# Problems getting Afternoon Route (DDA DFW Area)



## Vmiyoshi (Jul 3, 2016)

I just try to grab an afternoon route and they were gone just as fast as the morning ones would leave before. 
This Amazon Flex thing is so unpredictable... I think I need to find something else I could do to get extra Money :-|


----------



## CarmenFlexDriver (Jun 21, 2016)

Vmiyoshi said:


> I just try to grab an afternoon route and they were gone just as fast as the morning ones would leave before.
> This Amazon Flex thing is so unpredictable... I think I need to find something else I could do to get extra Money :-|


 Definitely the most frustrating part of the gig is the uncertainty and playing the game of "block grabbing". Wish it was more predictable and steady myself.


----------



## galileo5 (Jan 16, 2016)

Vmiyoshi said:


> I just try to grab an afternoon route and they were gone just as fast as the morning ones would leave before.
> This Amazon Flex thing is so unpredictable... I think I need to find something else I could do to get extra Money :-|


Were you trying to grab an afternoon/evening block the night prior? I posted about this same thing earlier.


----------



## nighthawk398 (Jul 21, 2015)

Ive seen them available today.....during the day


----------



## Vmiyoshi (Jul 3, 2016)

nighthawk398 said:


> Ive seen them available today.....during the day


Yeah I ended up getting the exact time I wanted that day around 2ish... Then later that evening at 10PM I got an evening route for the following day...


----------



## Vmiyoshi (Jul 3, 2016)

galileo5 said:


> Were you trying to grab an afternoon/evening block the night prior? I posted about this same thing earlier.

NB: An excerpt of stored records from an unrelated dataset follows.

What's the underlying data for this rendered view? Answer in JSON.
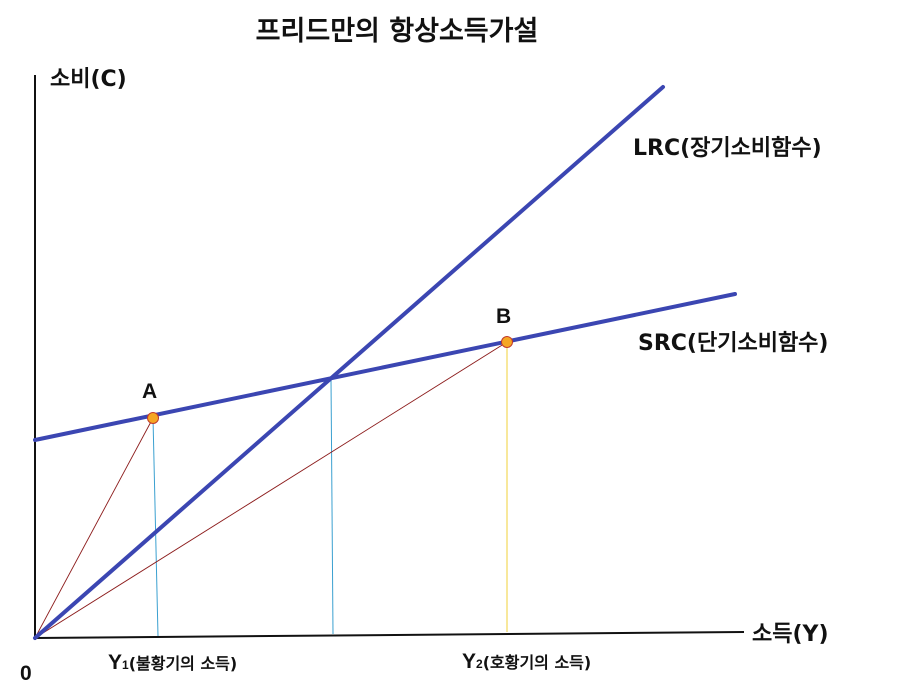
{
  "title": "프리드만의 항상소득가설",
  "axes": {
    "y_label": "소비(C)",
    "x_label": "소득(Y)",
    "origin": "0"
  },
  "curves": {
    "lrc": {
      "label": "LRC(장기소비함수)",
      "color": "#3b46b2"
    },
    "src": {
      "label": "SRC(단기소비함수)",
      "color": "#3b46b2"
    }
  },
  "points": {
    "a": {
      "label": "A",
      "color": "#f5a623"
    },
    "b": {
      "label": "B",
      "color": "#f5a623"
    }
  },
  "incomes": {
    "y1": {
      "main": "Y",
      "sub": "1",
      "desc": "(불황기의 소득)"
    },
    "y2": {
      "main": "Y",
      "sub": "2",
      "desc": "(호황기의 소득)"
    }
  },
  "colors": {
    "axis": "#111111",
    "ray": "#8b1a1a",
    "drop_a": "#3aa0d0",
    "drop_mid": "#3aa0d0",
    "drop_b": "#f2d23a"
  }
}
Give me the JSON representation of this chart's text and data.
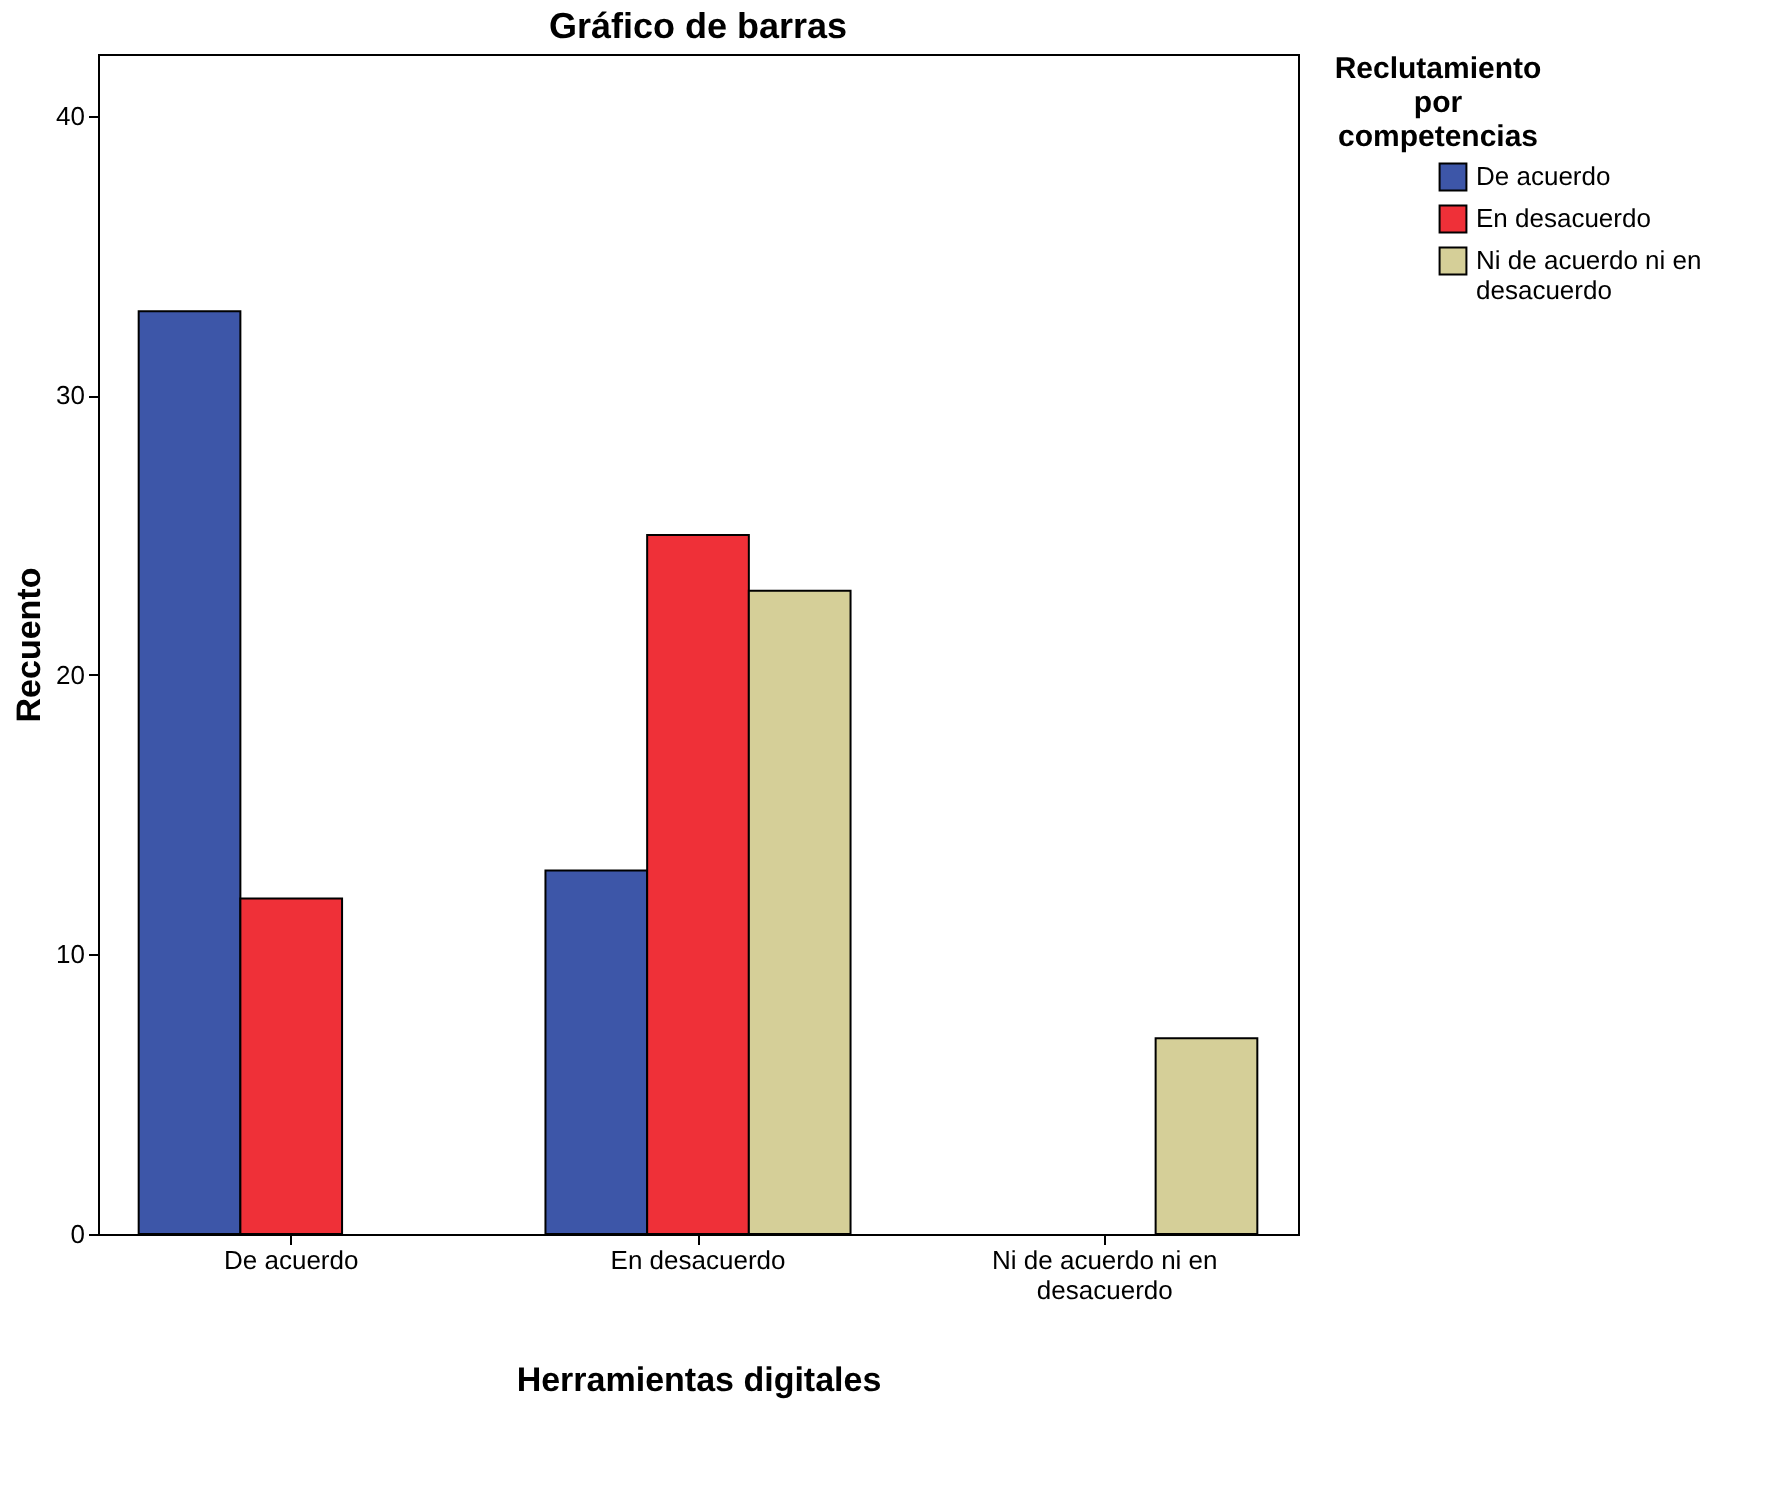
{
  "chart_data": {
    "type": "bar",
    "title": "Gráfico de barras",
    "xlabel": "Herramientas digitales",
    "ylabel": "Recuento",
    "legend_title": "Reclutamiento por competencias",
    "categories": [
      "De acuerdo",
      "En desacuerdo",
      "Ni de acuerdo ni en desacuerdo"
    ],
    "series": [
      {
        "name": "De acuerdo",
        "color": "#3d56a8",
        "values": [
          33,
          13,
          null
        ]
      },
      {
        "name": "En desacuerdo",
        "color": "#ef3038",
        "values": [
          12,
          25,
          null
        ]
      },
      {
        "name": "Ni de acuerdo ni en desacuerdo",
        "color": "#d5cf98",
        "values": [
          null,
          23,
          7
        ]
      }
    ],
    "ylim": [
      0,
      42.2
    ],
    "yticks": [
      0,
      10,
      20,
      30,
      40
    ],
    "grid": false,
    "legend": "top right"
  }
}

Yeah I was and like *carmenflexdriver *said I just wish it was more predictable. If I'm in the app at 10PM - I wish I could get a block for any time period I wanted, now if I logged in at 10:30 and I didn't see anything I would understand; but this whole Black Friday style block grab sucks...
People start to depend on this extra money, and for some people this their main thing...


----------